Wang Xiaofeng, manager of Gongyuan Shulou, said even though the restaurant employs more than 60 chefs, diners still have to queue every day.
Wang instills in his kitchen staff the importance of preserving traditional flavors, while also experimenting with innovation. For example, the restaurant serves boiled bullfrog with tender ginger, a special kind of crisp ginger with more potent health benefits than regular ginger, produced in Zigong, Sichuan Province.
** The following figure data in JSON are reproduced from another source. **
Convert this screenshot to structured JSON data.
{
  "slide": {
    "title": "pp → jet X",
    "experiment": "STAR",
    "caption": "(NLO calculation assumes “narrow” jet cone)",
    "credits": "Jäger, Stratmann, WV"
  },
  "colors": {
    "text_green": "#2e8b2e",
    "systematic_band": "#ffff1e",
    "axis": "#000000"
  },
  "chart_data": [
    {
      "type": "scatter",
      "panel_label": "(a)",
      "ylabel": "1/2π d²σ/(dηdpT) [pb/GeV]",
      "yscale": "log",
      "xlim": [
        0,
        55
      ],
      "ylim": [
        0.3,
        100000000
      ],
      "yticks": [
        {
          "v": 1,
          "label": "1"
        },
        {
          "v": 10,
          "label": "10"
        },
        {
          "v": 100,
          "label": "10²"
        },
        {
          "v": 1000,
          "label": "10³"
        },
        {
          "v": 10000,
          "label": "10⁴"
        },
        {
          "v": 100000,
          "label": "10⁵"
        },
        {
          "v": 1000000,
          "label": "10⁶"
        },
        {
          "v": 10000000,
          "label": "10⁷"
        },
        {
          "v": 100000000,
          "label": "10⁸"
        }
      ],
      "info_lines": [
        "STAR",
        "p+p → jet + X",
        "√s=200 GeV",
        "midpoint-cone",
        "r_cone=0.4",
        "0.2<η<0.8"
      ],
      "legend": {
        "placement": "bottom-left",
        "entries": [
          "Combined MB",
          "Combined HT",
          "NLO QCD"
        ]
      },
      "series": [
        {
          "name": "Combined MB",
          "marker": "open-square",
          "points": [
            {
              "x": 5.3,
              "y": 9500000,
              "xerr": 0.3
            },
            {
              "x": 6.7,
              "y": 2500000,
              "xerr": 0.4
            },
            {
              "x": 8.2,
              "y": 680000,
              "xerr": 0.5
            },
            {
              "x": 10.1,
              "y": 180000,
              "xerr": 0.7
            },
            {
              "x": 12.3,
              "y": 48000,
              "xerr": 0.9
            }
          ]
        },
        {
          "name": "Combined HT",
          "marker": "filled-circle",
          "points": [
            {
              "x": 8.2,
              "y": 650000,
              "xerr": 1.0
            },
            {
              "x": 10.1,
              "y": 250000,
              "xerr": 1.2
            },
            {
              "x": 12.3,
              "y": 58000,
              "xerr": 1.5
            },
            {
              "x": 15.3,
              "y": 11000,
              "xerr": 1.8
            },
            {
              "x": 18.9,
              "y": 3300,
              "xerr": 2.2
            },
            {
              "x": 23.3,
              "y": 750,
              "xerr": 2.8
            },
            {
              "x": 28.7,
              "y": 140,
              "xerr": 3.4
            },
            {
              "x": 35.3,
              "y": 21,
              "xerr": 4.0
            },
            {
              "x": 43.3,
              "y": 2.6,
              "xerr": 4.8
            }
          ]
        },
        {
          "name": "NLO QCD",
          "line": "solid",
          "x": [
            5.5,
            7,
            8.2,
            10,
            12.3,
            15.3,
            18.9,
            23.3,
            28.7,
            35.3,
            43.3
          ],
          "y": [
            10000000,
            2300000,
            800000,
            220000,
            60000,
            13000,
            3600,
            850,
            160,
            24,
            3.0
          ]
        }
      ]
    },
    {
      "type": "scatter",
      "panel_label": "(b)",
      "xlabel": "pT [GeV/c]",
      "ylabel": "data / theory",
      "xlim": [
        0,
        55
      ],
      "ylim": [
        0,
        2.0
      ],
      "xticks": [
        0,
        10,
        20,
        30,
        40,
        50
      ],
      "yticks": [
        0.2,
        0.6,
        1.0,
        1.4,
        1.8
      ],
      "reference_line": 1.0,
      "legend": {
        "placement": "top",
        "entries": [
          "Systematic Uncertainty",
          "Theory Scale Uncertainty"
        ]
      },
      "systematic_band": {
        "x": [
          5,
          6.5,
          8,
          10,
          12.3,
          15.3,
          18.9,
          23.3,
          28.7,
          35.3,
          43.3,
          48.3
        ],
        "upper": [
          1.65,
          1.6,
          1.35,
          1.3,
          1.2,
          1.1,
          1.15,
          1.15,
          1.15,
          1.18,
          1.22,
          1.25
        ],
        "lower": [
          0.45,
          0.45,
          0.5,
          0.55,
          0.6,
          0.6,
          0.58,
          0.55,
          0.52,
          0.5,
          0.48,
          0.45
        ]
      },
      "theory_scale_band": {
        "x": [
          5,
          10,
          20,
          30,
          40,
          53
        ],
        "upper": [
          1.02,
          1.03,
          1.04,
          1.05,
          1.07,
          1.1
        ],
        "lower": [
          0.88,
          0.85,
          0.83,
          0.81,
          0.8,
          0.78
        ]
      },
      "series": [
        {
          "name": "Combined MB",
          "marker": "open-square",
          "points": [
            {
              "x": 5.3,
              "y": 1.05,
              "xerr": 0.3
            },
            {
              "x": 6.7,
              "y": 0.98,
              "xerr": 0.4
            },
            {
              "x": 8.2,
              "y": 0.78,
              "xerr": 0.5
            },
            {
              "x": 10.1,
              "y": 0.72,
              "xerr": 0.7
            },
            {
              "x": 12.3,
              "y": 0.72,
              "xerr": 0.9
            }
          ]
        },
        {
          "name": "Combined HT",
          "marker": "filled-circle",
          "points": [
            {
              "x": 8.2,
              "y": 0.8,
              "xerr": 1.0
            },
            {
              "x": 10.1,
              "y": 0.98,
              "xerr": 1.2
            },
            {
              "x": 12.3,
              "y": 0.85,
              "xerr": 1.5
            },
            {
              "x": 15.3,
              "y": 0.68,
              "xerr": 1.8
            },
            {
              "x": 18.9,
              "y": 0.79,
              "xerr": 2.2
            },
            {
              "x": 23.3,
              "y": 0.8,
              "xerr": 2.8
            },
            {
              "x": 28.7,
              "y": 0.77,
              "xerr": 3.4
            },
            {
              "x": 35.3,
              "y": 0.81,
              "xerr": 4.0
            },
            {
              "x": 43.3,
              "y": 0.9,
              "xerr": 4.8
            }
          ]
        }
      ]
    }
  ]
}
"About 15 to 20 percent of our customers are foreigners," said Wang. "Their favorite dishes are zhangchaya (smoked duck with camphor wood and tea as fuel) and laziji (spicy chicken), but most of them aren't game enough to order maoxiewang, because they are turned off by blood and entrails. I simply remind them that blood is good for people's lungs and liver, according to traditional Chinese medicine theory."
While liaison office restaurants pride themselves on serving the best regional cuisines in Beijing, not every foodie is convinced they rank among the best.
"I don't believe you can call any cuisine 'authentic' if the food is not prepared and cooked in its original place," said Dong Keping, a prominent food critic who has appeared on TV and written for magazines. "For example, I don't think any Sichuan cuisine is standard outside of Sichuan. Even if peppers and chilies from the province are used, their transportation can affect their aroma. You can taste the difference."
Dong also criticized the level of service at State-owned restaurants, some of which he said adopt double standards depending on if they are serving civil servants or regular diners.
Dong's top picks for dishes served at liaison office restaurants in Beijing include boiled mutton of the Tanyang sheep from Ningxia Hui Autonomous Region, huiyu (braised catfish) from Hubei Province, hand-made yogurt from Qinghai Province, fotiaoqiang (seafood and poultry cooked in a rice wine flagon) from Fujian Province, and rice noodles and sour bamboo shoots from the Guangxi Zhuang Autonomous Region.
"Every diner has their own tastes. It is kind of arbitrary to say that all authentic dishes are delicious," said Dong. "The best way to make the most of your dining experience is to simply follow your taste buds and enjoy whatever you find delicious."